I explained my past with Margaret Atwood in my Oryx and Crake post, so I won’t talk about it again. These books, though, have reminded me of how much I enjoy her stories and her writing style, so I’ll revisit her novels soon, though only after some DeLillo because I’ve given myself a stern talking-to about the Thesis Monster situation, and I have to get to work.

2011 Book #3: The Unbearable Lightness of Being

I didn’t like this one. I should qualify that: I didn’t like this one except for the last thirty pages. The Unbearable Lightness of Being is a novel about love and sex. I could only identify with one character and the dog because everyone else was busy sleeping with people who weren’t their spouses. There are only a few types of novels I don’t like: mysteries, novels about people being taken away or imprisoned (I find those incredibly frustrating, and it’s why, as much as I love The Bean Trees by Barbara Kingsolver, I couldn’t get through its sequel, Pigs in Heaven), and novels in which the principal plotline focuses on infidelity.

There are five important characters: Tomas, Tereza, Sabina, Franz, and the dog, Karenin. Tomas is married to Tereza, who adores him and is generally faithful, and he likes to have affairs with many women. He has a prolonged affair with Sabina, who, after Tomas dies (I think – the story isn’t exactly linear) has a prolonged affair with Franz, who is also married to someone else.

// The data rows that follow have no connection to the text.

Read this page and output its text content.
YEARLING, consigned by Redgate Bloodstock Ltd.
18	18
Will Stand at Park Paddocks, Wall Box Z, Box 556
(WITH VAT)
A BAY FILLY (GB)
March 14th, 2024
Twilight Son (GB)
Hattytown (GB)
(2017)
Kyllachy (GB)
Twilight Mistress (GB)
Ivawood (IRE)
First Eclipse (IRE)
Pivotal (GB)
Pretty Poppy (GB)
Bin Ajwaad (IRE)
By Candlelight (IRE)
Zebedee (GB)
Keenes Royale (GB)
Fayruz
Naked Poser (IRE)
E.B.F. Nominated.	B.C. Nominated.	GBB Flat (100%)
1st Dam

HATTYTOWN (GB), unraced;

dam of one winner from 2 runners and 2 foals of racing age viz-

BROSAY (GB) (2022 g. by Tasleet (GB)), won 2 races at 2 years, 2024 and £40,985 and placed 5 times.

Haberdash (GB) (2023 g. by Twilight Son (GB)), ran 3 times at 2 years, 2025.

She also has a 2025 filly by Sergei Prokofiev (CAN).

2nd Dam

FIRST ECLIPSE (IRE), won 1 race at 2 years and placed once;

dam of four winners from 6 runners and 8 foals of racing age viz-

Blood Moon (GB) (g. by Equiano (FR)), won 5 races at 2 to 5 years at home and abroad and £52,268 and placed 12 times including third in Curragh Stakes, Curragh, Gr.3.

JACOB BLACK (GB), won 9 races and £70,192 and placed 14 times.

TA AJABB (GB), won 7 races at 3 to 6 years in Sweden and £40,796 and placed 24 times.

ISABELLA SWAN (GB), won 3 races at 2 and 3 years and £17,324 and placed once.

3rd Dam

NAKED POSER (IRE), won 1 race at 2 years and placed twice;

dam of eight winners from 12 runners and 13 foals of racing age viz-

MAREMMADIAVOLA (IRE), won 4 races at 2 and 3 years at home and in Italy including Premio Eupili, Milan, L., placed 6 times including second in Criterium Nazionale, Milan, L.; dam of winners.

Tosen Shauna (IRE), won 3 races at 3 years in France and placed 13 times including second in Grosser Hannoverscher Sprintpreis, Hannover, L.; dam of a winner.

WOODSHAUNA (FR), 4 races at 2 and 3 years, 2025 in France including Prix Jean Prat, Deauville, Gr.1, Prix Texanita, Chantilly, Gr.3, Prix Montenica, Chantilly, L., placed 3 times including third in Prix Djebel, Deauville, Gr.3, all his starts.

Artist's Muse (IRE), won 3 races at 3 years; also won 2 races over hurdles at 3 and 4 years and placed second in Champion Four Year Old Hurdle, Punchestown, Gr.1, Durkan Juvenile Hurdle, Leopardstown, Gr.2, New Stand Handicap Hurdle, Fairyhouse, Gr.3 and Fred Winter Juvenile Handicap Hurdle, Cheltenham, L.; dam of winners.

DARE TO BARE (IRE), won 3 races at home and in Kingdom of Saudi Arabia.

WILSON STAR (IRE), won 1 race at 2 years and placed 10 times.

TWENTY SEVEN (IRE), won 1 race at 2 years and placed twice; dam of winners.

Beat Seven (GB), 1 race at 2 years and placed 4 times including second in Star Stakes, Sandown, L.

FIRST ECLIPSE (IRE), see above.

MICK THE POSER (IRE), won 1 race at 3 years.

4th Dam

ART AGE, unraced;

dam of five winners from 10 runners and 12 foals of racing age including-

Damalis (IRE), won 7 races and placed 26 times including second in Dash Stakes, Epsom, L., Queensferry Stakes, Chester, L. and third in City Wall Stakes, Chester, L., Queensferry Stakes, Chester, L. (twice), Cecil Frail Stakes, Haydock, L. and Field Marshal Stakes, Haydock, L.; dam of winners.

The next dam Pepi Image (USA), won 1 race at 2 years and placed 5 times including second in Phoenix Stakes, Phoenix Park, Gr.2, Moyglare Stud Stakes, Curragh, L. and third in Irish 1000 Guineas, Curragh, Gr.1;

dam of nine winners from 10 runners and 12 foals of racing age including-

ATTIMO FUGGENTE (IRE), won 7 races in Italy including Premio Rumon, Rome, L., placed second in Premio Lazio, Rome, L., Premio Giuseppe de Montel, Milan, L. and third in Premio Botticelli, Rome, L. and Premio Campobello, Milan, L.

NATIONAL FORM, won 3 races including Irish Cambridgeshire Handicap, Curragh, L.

And then there’s Tereza’s dog, who is very nice and doesn’t have sex with anyone, though, in Tereza’s dream, gives birth to two rolls and a bee. Kundera explores the difference between love and sex and how love affects people differently. I wasn’t enthused until the last thirty pages when the dog dies. That made me cry.

I probably should have liked it more. The only other Kundera novel I’ve read is Life is Elsewhere, which I adored, though I don’t really even remember what it’s about. I read it five years ago, or so, so I guess that’s to be expected. The Unbearable Lightness of Being reminds me of the only Paulo Coelho novel I’ve read, Veronika Decides to Die, which annoyed me in its preachiness. A first-person narrator (Kundera himself?) tells the story from the first person: the novel is generally written in third person, but the narrator breaks in often with nonjudgmental ideas about what’s going on. It was like inspirational nonfiction (which annoys the hell out of me) on top of what could have been a good novel – like Kundera was filling in all the spaces the reader should be able to figure out on his own.